Cancer develops when the tightly orchestrated structure and function of cell replication are disrupted by changes (mutations) that occur in the genetic material. Most normal cells carry several genes known as proto-oncogenes, a name derived from the Greek word onco, meaning mass or tumor. Usually they are considered allies of good health, fostering cell growth and division. Or they may exert no influence at all during the normal life of the cell. But under certain conditions, proto-oncogenes can be activated and changed into oncogenes that mediate the conversion of normal cells to cancer cells. Once again, carcinogens such as the ones mentioned above are often responsible for the transformation.

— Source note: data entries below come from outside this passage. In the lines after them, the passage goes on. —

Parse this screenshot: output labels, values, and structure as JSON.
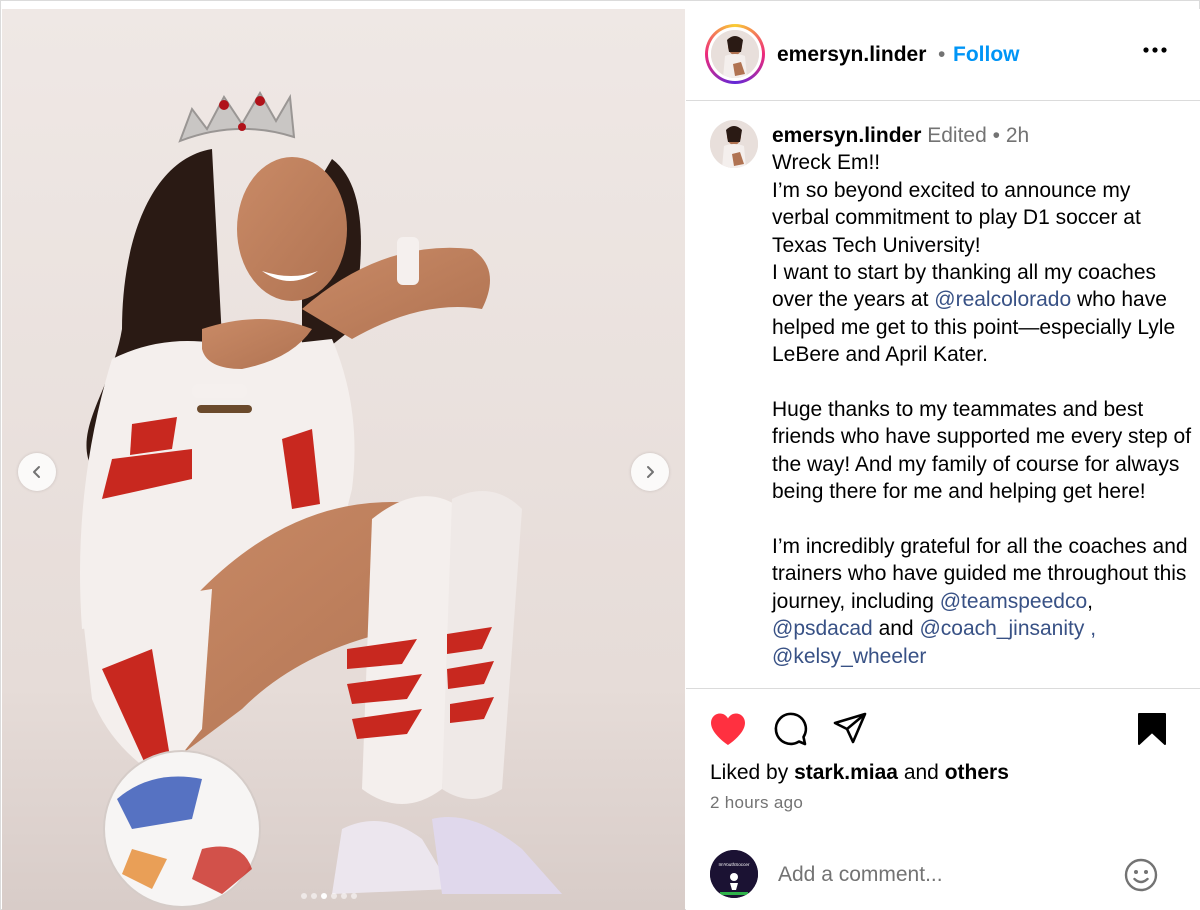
{
  "post": {
    "media": {
      "carousel_count": 6,
      "active_index": 2,
      "prev_icon": "chevron-left-icon",
      "next_icon": "chevron-right-icon"
    },
    "header": {
      "username": "emersyn.linder",
      "separator": "•",
      "follow_label": "Follow",
      "more_icon": "more-horizontal-icon"
    },
    "caption": {
      "username": "emersyn.linder",
      "edited": "Edited",
      "dot": "•",
      "time": "2h",
      "line1": "Wreck Em!!",
      "para1": "I’m so beyond excited to announce my verbal commitment to play D1 soccer at Texas Tech University!",
      "para2_a": "I want to start by thanking all my coaches over the years at",
      "mention_realcolorado": "@realcolorado",
      "para2_b": "who have helped me get to this point—especially Lyle LeBere and April Kater.",
      "para3": "Huge thanks to my teammates and best friends who have supported me every step of the way! And my family of course for always being there for me and helping get here!",
      "para4": "I’m incredibly grateful for all the coaches and trainers who have guided me throughout this journey, including",
      "mention_teamspeedco": "@teamspeedco",
      "comma": ",",
      "mention_psdacad": "@psdacad",
      "and": "and",
      "mention_cut": "@coach_jinsanity , @kelsy_wheeler"
    },
    "actions": {
      "liked": true,
      "saved": true,
      "likes_prefix": "Liked by",
      "liked_by_user": "stark.miaa",
      "likes_middle": "and",
      "likes_others": "others",
      "time_ago": "2 hours ago"
    },
    "comment": {
      "placeholder": "Add a comment...",
      "avatar_text": "ImYouthSoccer"
    }
  },
  "colors": {
    "accent_link": "#0095f6",
    "mention": "#385185",
    "like_red": "#ff3040",
    "muted": "#737373"
  }
}
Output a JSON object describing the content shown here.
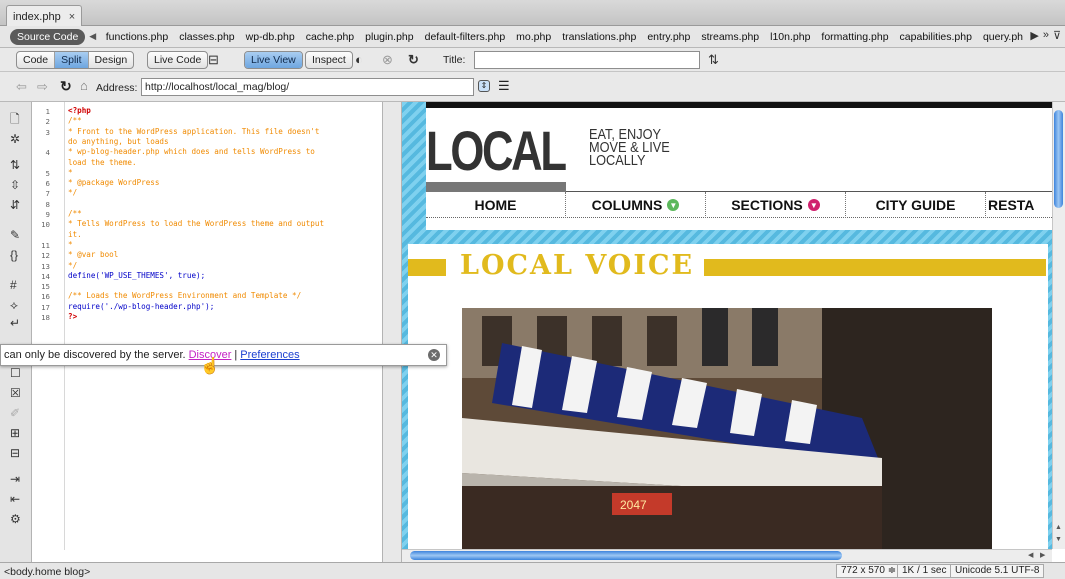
{
  "doc_tab": {
    "label": "index.php",
    "close": "×"
  },
  "related_files": {
    "source_label": "Source Code",
    "files": [
      "functions.php",
      "classes.php",
      "wp-db.php",
      "cache.php",
      "plugin.php",
      "default-filters.php",
      "mo.php",
      "translations.php",
      "entry.php",
      "streams.php",
      "l10n.php",
      "formatting.php",
      "capabilities.php",
      "query.ph"
    ]
  },
  "toolbar": {
    "code": "Code",
    "split": "Split",
    "design": "Design",
    "live_code": "Live Code",
    "live_view": "Live View",
    "inspect": "Inspect",
    "title_label": "Title:",
    "title_value": ""
  },
  "address": {
    "label": "Address:",
    "url": "http://localhost/local_mag/blog/"
  },
  "code_lines": [
    {
      "n": "1",
      "t": "<?php",
      "c": "kw"
    },
    {
      "n": "2",
      "t": "/**",
      "c": "cm"
    },
    {
      "n": "3",
      "t": " * Front to the WordPress application. This file doesn't",
      "c": "cm"
    },
    {
      "n": "",
      "t": "do anything, but loads",
      "c": "cm"
    },
    {
      "n": "4",
      "t": " * wp-blog-header.php which does and tells WordPress to",
      "c": "cm"
    },
    {
      "n": "",
      "t": "load the theme.",
      "c": "cm"
    },
    {
      "n": "5",
      "t": " *",
      "c": "cm"
    },
    {
      "n": "6",
      "t": " * @package WordPress",
      "c": "cm"
    },
    {
      "n": "7",
      "t": " */",
      "c": "cm"
    },
    {
      "n": "8",
      "t": "",
      "c": "cm"
    },
    {
      "n": "9",
      "t": "/**",
      "c": "cm"
    },
    {
      "n": "10",
      "t": " * Tells WordPress to load the WordPress theme and output",
      "c": "cm"
    },
    {
      "n": "",
      "t": "it.",
      "c": "cm"
    },
    {
      "n": "11",
      "t": " *",
      "c": "cm"
    },
    {
      "n": "12",
      "t": " * @var bool",
      "c": "cm"
    },
    {
      "n": "13",
      "t": " */",
      "c": "cm"
    },
    {
      "n": "14",
      "t": "define('WP_USE_THEMES', true);",
      "c": "fn"
    },
    {
      "n": "15",
      "t": "",
      "c": "fn"
    },
    {
      "n": "16",
      "t": "/** Loads the WordPress Environment and Template */",
      "c": "cm"
    },
    {
      "n": "17",
      "t": "require('./wp-blog-header.php');",
      "c": "fn"
    },
    {
      "n": "18",
      "t": "?>",
      "c": "kw"
    }
  ],
  "notification": {
    "text": "can only be discovered by the server.",
    "discover": "Discover",
    "separator": "|",
    "preferences": "Preferences"
  },
  "site": {
    "logo": "LOCAL",
    "tagline": [
      "EAT, ENJOY",
      "MOVE & LIVE",
      "LOCALLY"
    ],
    "nav": [
      "HOME",
      "COLUMNS",
      "SECTIONS",
      "CITY GUIDE",
      "RESTA"
    ],
    "section_title": "LOCAL VOICE",
    "photo_sign": "2047"
  },
  "status": {
    "tag": "<body.home blog>",
    "size": "772 x 570 ≑",
    "download": "1K / 1 sec",
    "encoding": "Unicode 5.1 UTF-8"
  },
  "colors": {
    "accent_yellow": "#e1ba1d",
    "live_blue": "#67c6ea",
    "columns_dot": "#5cb85c",
    "sections_dot": "#d0206d"
  }
}
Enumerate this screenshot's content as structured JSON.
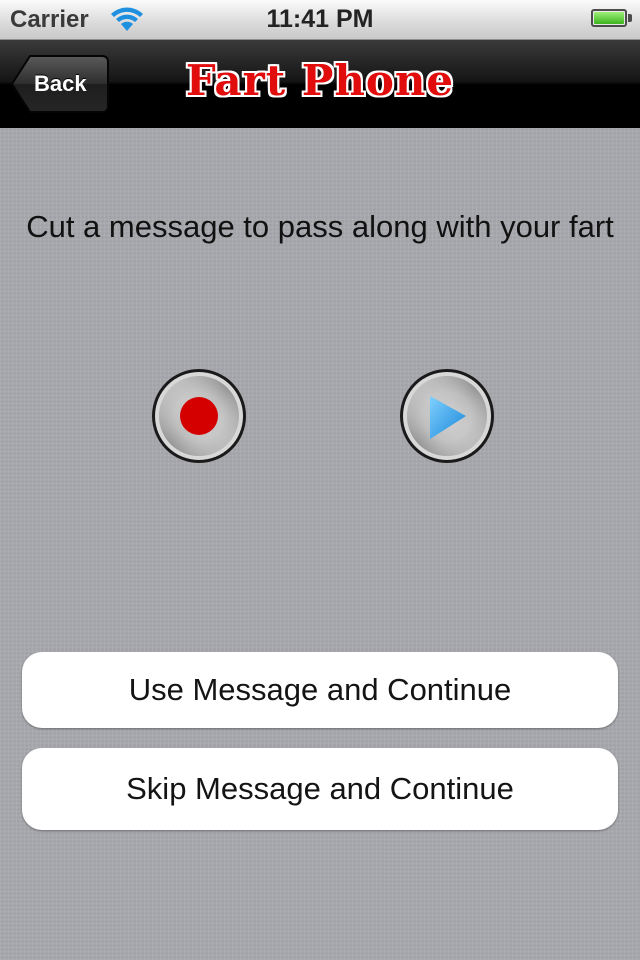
{
  "status_bar": {
    "carrier": "Carrier",
    "time": "11:41 PM",
    "battery_level": 1.0,
    "battery_color": "#3cb41c",
    "icons": [
      "wifi-icon",
      "battery-icon"
    ]
  },
  "nav_bar": {
    "back_label": "Back",
    "title": "Fart Phone",
    "title_color": "#e10c0c"
  },
  "main": {
    "prompt": "Cut a message to pass along with your fart",
    "controls": {
      "record_icon": "record-icon",
      "record_color": "#d40000",
      "play_icon": "play-icon",
      "play_color": "#3aa4ec"
    },
    "buttons": {
      "use_label": "Use Message and Continue",
      "skip_label": "Skip Message and Continue"
    }
  }
}
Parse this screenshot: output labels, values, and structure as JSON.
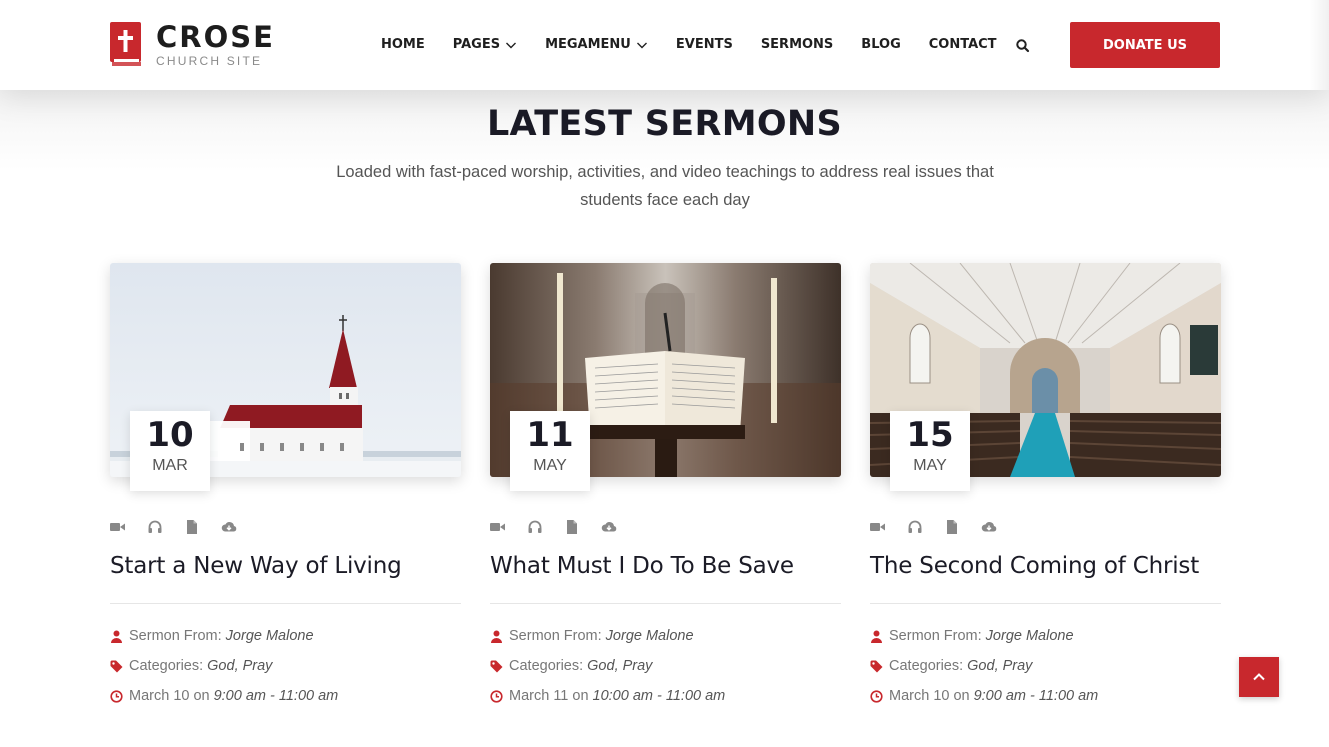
{
  "brand": {
    "name": "CROSE",
    "tagline": "CHURCH SITE",
    "accent": "#c8282d"
  },
  "nav": {
    "items": [
      {
        "label": "HOME",
        "dropdown": false
      },
      {
        "label": "PAGES",
        "dropdown": true
      },
      {
        "label": "MEGAMENU",
        "dropdown": true
      },
      {
        "label": "EVENTS",
        "dropdown": false
      },
      {
        "label": "SERMONS",
        "dropdown": false
      },
      {
        "label": "BLOG",
        "dropdown": false
      },
      {
        "label": "CONTACT",
        "dropdown": false
      }
    ],
    "donate_label": "DONATE US"
  },
  "section": {
    "title": "LATEST SERMONS",
    "subtitle": "Loaded with fast-paced worship, activities, and video teachings to address real issues that students face each day"
  },
  "sermons": [
    {
      "day": "10",
      "month": "MAR",
      "title": "Start a New Way of Living",
      "from_label": "Sermon From:",
      "speaker": "Jorge Malone",
      "cat_label": "Categories:",
      "categories": "God, Pray",
      "date_text": "March 10",
      "on_text": "on",
      "time": "9:00 am - 11:00 am",
      "image": "church-snow-photo"
    },
    {
      "day": "11",
      "month": "MAY",
      "title": "What Must I Do To Be Save",
      "from_label": "Sermon From:",
      "speaker": "Jorge Malone",
      "cat_label": "Categories:",
      "categories": "God, Pray",
      "date_text": "March 11",
      "on_text": "on",
      "time": "10:00 am - 11:00 am",
      "image": "bible-lectern-photo"
    },
    {
      "day": "15",
      "month": "MAY",
      "title": "The Second Coming of Christ",
      "from_label": "Sermon From:",
      "speaker": "Jorge Malone",
      "cat_label": "Categories:",
      "categories": "God, Pray",
      "date_text": "March 10",
      "on_text": "on",
      "time": "9:00 am - 11:00 am",
      "image": "church-interior-photo"
    }
  ],
  "icons": {
    "media": [
      "video-icon",
      "headphones-icon",
      "document-icon",
      "cloud-download-icon"
    ],
    "meta": [
      "user-icon",
      "tag-icon",
      "clock-icon"
    ],
    "search": "search-icon",
    "back_to_top": "chevron-up-icon"
  }
}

Viewed under a microscope, cancer cells appear distinctly different from their normal counterparts:

• Normal cells are round and have clearly defined cell membranes.

• Normal cells grow only to the limits of their own defined space and architecture and then stop.

• Normal cells have a nucleus with 23 sets of chromosomes, biologic units that bear the DNA.

• Cancer cells possess irregular shapes and borders.

• Cancer cells squeeze out other cells, invading neighboring and distant tissues and organs.

• Cancer cells often have an enlarged nucleus that may contain a shortage or surplus of chromosomes or abnormal genes.

What's more, whereas a healthy cell grows and divides systematically, a cancer cell multiplies rapidly and recklessly until the errant cells infiltrate and destroy the normal cells and tissues. Unless apprehended, the cancer will continue to spread, damaging healthy organs, interfering with body systems and possibly causing death.

Even after the initial events produce a cancerous cell, the disease must still elude various defense and repair mechanisms to gain a foothold. The body's immune system is usually able to ferret out and dispose of roving cancer cells before they can spread or form a tumor. There are also defenses that prevent one or a few cancerous cells from developing into a significant cancer, although little is known about them at present.

"We know of situations where people have occult cancers that never become clinically significant," says Dr. Peter Greenwald of the National Cancer Institute. (An occult cancer is one too tiny to produce symptoms or to be seen without microscopically examining the tissue.) "That's very common in the prostate, for example, and it undoubtedly occurs in the breast and other organs as well." Except for extremely rare cancers, it takes more than one mutation, or change, in one gene for a normal cell to progress all the way into a cancer cell.

From scientific studies, it appears that the immune response to cancer may generally resemble the assault against bacteria and viruses, although the specific mechanism in cancer is unknown, and may, in fact, be quite different.